This is a sweet story...actually the title kind of sums it up. It's a bittersweet read. I have really come to love historical fiction, so I did enjoy the story. Is it one that you are going to line up to read? Probably not, but I also don't think you would regret it if you did. Especially if you like #1) historical fiction and #2) books set during WWII. This one is set in America though and you get some perspective on the Japanese Americans during that time. Makes you think!
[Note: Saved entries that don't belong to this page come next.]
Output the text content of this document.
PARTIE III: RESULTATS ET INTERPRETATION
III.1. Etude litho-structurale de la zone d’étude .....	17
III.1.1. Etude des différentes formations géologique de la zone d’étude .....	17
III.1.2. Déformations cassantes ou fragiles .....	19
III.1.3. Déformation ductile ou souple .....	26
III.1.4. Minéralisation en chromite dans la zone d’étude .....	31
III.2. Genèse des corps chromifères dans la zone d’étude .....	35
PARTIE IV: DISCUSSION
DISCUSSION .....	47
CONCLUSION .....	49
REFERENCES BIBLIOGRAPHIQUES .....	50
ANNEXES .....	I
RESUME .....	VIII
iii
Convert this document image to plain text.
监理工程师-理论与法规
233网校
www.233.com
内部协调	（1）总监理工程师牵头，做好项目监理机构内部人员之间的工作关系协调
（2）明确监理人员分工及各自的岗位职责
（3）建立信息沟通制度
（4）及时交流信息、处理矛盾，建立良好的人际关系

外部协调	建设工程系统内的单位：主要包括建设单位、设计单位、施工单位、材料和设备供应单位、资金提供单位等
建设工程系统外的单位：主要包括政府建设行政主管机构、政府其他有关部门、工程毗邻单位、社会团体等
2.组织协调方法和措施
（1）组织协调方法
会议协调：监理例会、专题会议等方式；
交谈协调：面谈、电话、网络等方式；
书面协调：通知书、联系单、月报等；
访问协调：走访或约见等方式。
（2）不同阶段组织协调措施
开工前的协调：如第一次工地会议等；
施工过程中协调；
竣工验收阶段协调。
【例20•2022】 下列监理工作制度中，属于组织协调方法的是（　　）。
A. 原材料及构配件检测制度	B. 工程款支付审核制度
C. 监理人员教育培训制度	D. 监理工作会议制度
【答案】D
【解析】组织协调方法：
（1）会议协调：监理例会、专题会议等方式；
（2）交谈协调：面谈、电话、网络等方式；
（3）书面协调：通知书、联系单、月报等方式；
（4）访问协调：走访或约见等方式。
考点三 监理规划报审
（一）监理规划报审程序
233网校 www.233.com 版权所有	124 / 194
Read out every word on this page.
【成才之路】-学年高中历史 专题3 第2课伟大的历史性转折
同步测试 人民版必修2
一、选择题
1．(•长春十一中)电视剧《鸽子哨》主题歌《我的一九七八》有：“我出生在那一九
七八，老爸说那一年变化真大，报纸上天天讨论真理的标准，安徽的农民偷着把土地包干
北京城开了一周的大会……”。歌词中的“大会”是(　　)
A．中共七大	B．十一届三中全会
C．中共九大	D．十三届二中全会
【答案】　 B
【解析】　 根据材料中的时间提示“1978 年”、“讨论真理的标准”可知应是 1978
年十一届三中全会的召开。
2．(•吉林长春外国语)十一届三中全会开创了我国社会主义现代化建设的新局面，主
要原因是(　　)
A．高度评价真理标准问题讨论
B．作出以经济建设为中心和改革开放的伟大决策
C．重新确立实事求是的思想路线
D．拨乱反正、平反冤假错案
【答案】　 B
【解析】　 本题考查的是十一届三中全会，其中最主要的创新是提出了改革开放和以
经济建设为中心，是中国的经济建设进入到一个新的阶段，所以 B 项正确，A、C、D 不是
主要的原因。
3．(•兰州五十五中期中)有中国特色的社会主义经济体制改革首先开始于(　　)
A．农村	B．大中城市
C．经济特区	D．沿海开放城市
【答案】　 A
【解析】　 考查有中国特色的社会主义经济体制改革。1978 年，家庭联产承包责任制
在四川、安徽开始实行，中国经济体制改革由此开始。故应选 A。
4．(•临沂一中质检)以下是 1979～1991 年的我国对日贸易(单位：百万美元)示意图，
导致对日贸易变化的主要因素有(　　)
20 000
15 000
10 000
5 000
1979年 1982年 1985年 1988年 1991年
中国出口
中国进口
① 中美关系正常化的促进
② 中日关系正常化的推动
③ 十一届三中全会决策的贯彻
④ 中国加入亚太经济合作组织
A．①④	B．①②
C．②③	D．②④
Summary from goodreads.com:
In the opening pages of Jamie Ford's stunning debut novel, Hotel on the Corner of Bitter and Sweet,
Henry Lee comes upon a crowd gathered outside the Panama Hotel, once
the gateway to Seattle's Japantown. It has been boarded up for decades,
but now the new owner has made an incredible discovery: the belongings
of Japanese families, left when they were rounded up and sent to
internment camps during World War II. As Henry looks on, the owner opens
a Japanese parasol.
This simple act takes old Henry Lee back to
the 1940s, at the height of the war, when young Henry's world is a
jumble of confusion and excitement, and to his father, who is obsessed
with the war in China and having Henry grow up American. While
"scholarshipping" at the exclusive Rainier Elementary, where the white
kids ignore him, Henry meets Keiko Okabe, a young Japanese American
student. Amid the chaos of blackouts, curfews, and FBI raids, Henry and
Keiko forge a bond of friendship - and innocent love - that transcends
the long-standing prejudices of their Old World ancestors. And after
Keiko and her family are swept up in the evacuations to the internment
camps, she and Henry are left only with the hope that the war will end,
and that their promise to each other will be kept.
Forty years later,
Henry Lee is certain that the parasol belonged to Keiko. In the hotel's
dark dusty basement he begins looking for signs of the Okabe family's
belongings and for a long-lost object whose value he cannot begin to
measure. Now a widower, Henry is still trying to find his voice - words
that might explain the actions of his nationalistic father; words that
might bridge the gap between him and his modern, Chinese American son;
words that might help him confront the choices he made many years ago.
Set during one of the most conflicted and volatile times in American history, Hotel on the Corner of Bitter and Sweet
is an extraordinary story of commitment and enduring hope. In Henry and
Keiko, Jamie Ford has created an unforgettable duo whose story teaches
us of the power of forgiveness and the human heart.